Model-level reasoning degradation: thinking loops waste compute and degrade output quality
Problem
Claude Code's reasoning quality degrades significantly during extended sessions, particularly when working on complex multi-file codebases. The thinking/reasoning loop runs inside the model before hooks can intervene, resulting in:
- Wasted compute on circular reasoning — The model spends extensive thinking cycles second-guessing itself, re-reading the same data, and going in circles instead of acting decisively
- Reactive patching instead of systematic analysis — Despite explicit user instructions to "read ALL code before fixing," the model jumps to fixing the first issue it finds, then discovers more issues later from user screenshots
- Degraded output quality — Code produced has formatting inconsistencies, missed edge cases, and bugs that should have been caught by reading the surrounding code
Evidence
In a real development session (complex statistical software project, GLM ANOVA display fixes):
- User explicitly ordered: "read and understand all input setup in every case, summarize the pattern, then read all report format, then read the whole code, understand and plan to fix, then show me before start fixing"

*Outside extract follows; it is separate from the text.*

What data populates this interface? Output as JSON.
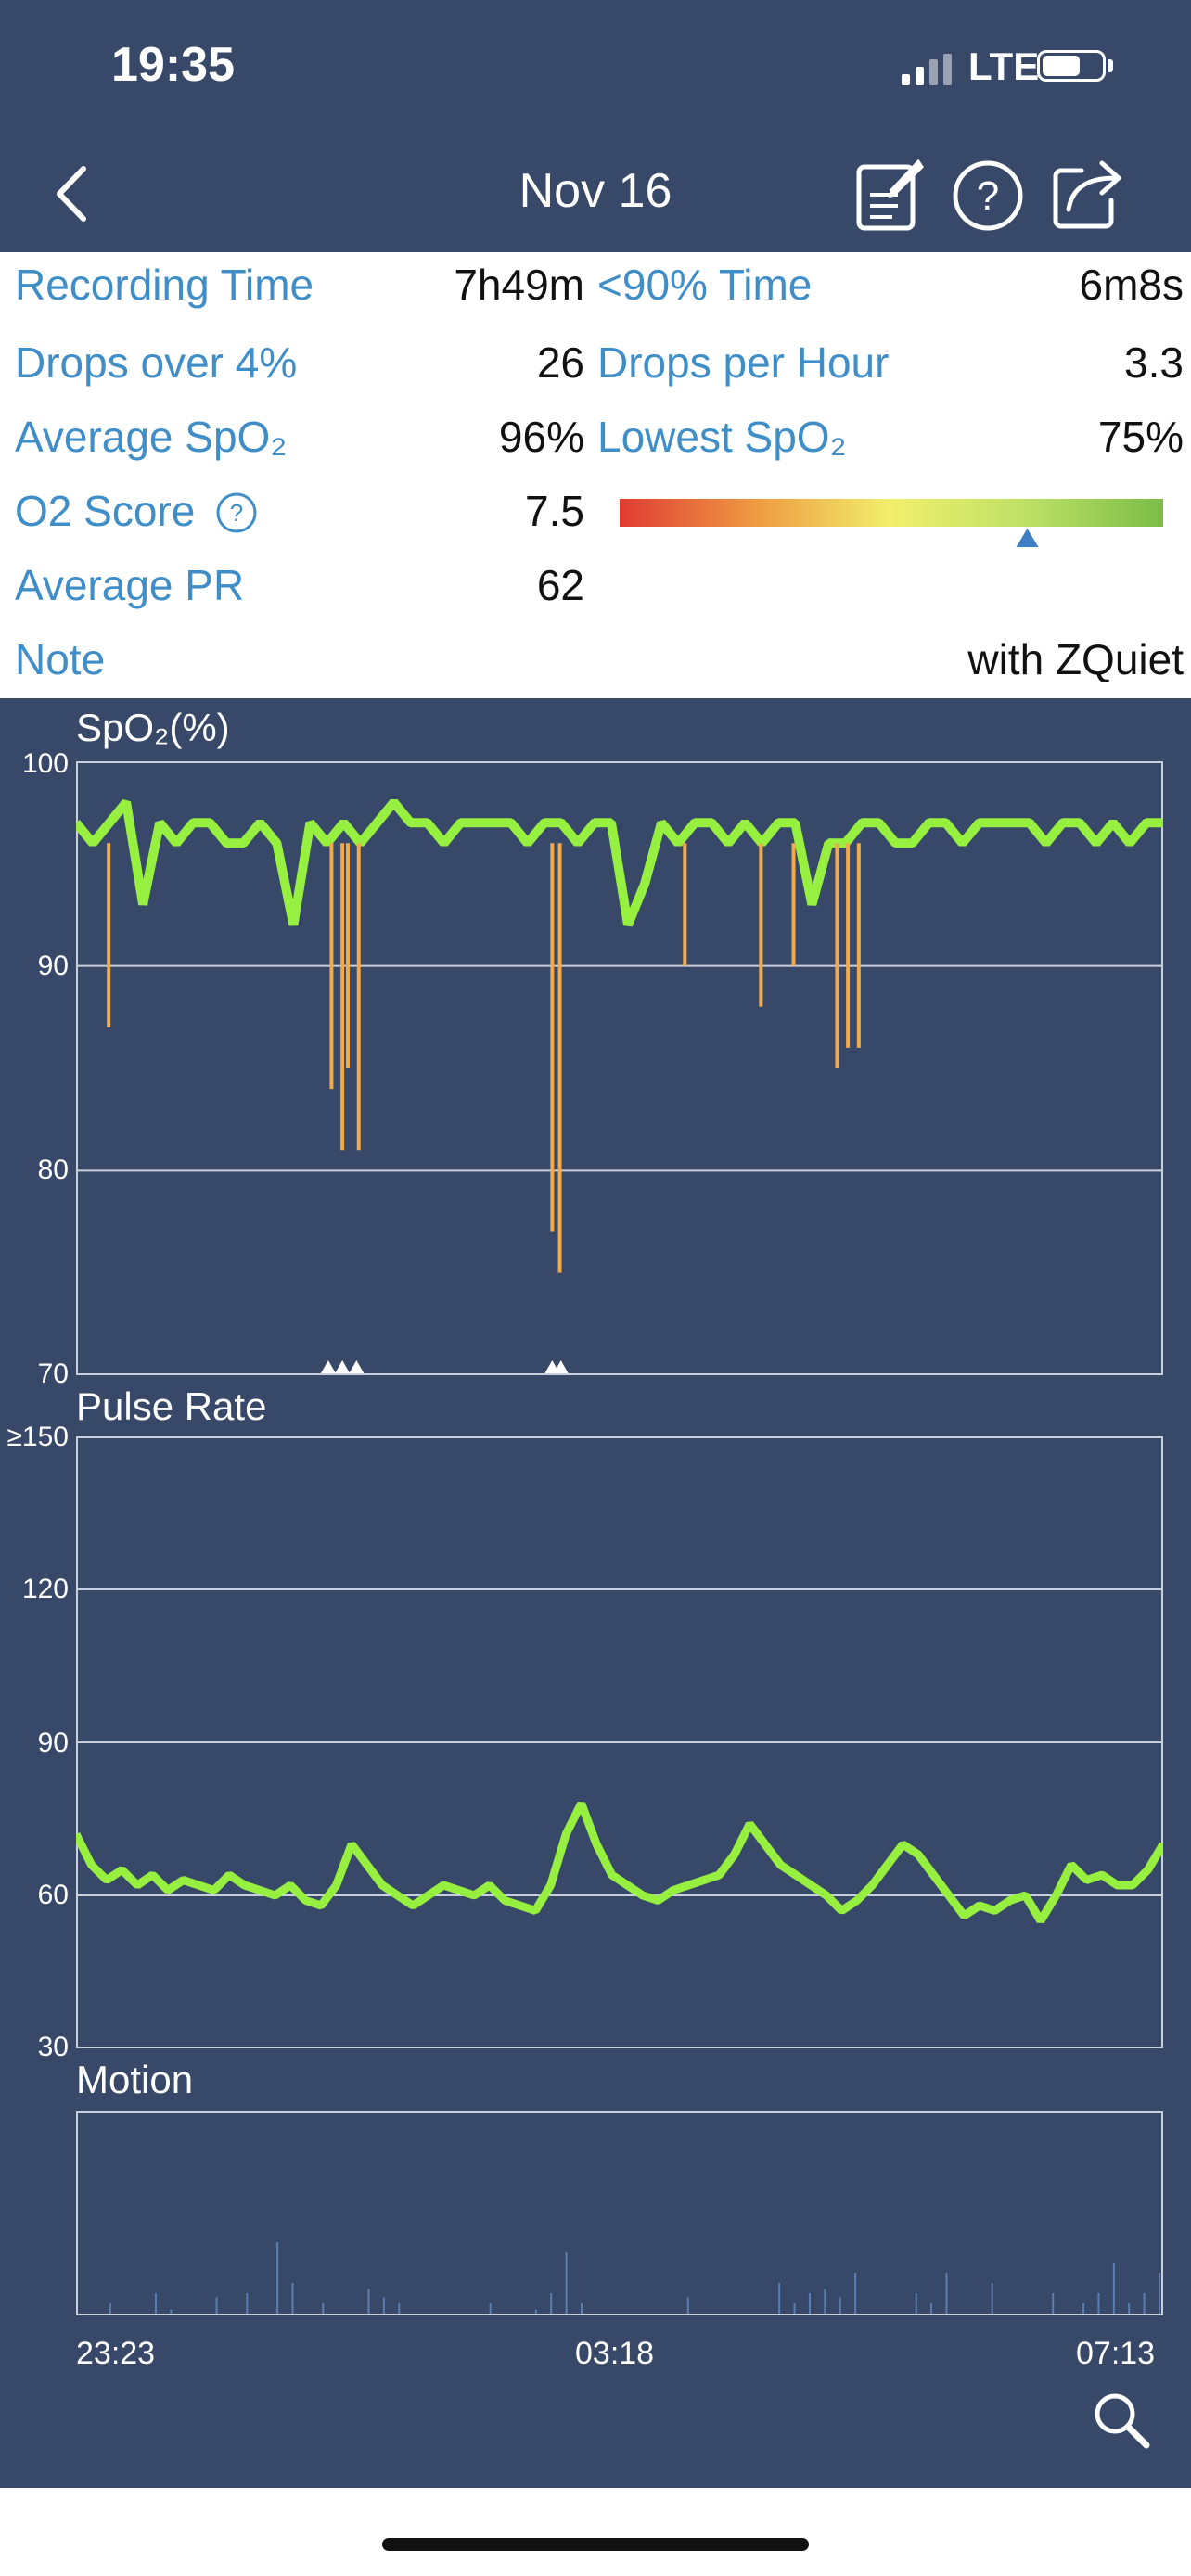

- Model fixed ANOVA display layout (Fix 1-2) without reading the computation code that feeds it
- User ran the app and immediately found TWO more bugs (Lack-of-Fit rows showing with DF=0, Regression Equation showing wrong format) — both were in code the model should have read
- Model then reactively patched both bugs — the exact patching behavior the user warned against
- The thinking transcript showed extensive circular reasoning: analyzing the same screenshots multiple times, re-deriving the same conclusions, and failing to commit to decisions
Why hooks don't fix this
We tried implementing enforcement hooks:
- Phase gate (blocks code edits until READ -> PLAN -> APPROVE workflow complete)
- Stop reminder (blocks session end until state files updated)
- Test suite guard (blocks wrong test suites)
These hooks work for enforcing external workflows, but they cannot fix the core problem: the reasoning degradation happens inside the model's thinking before any tool call is made. The model decides to patch before the hook can block it. By the time the edit tool is called, the model has already committed to a reactive approach.
Expected behavior
- Read ALL related code systematically before proposing any fix
- Identify ALL issues in one pass, not discover them one-by-one from user screenshots
- Produce code with consistent formatting and correct edge case handling on first attempt
- Decisive reasoning without circular loops
Actual behavior
- Reads only the rendering code, misses the computation code that feeds it
- Fixes one issue, breaks or misses others
- Produces code with wrong decimal precision
- Thinking transcript shows extensive re-analysis of the same data without progress
Impact
- User has to verify every change manually — defeating the purpose of AI assistance
- Trust destroyed after multiple rounds of "fixed!" followed by user finding more bugs
- Development velocity drops because each fix creates a new verification cycle
Related
- Previous issue: #44627 (running irrelevant test suites and reporting them as validation)
Suggestion
This appears to be a model-level issue with how Claude maintains focus and follows multi-step instructions during extended sessions. Hooks and prompts can enforce external gates, but the internal reasoning quality needs to be addressed at the model/training level.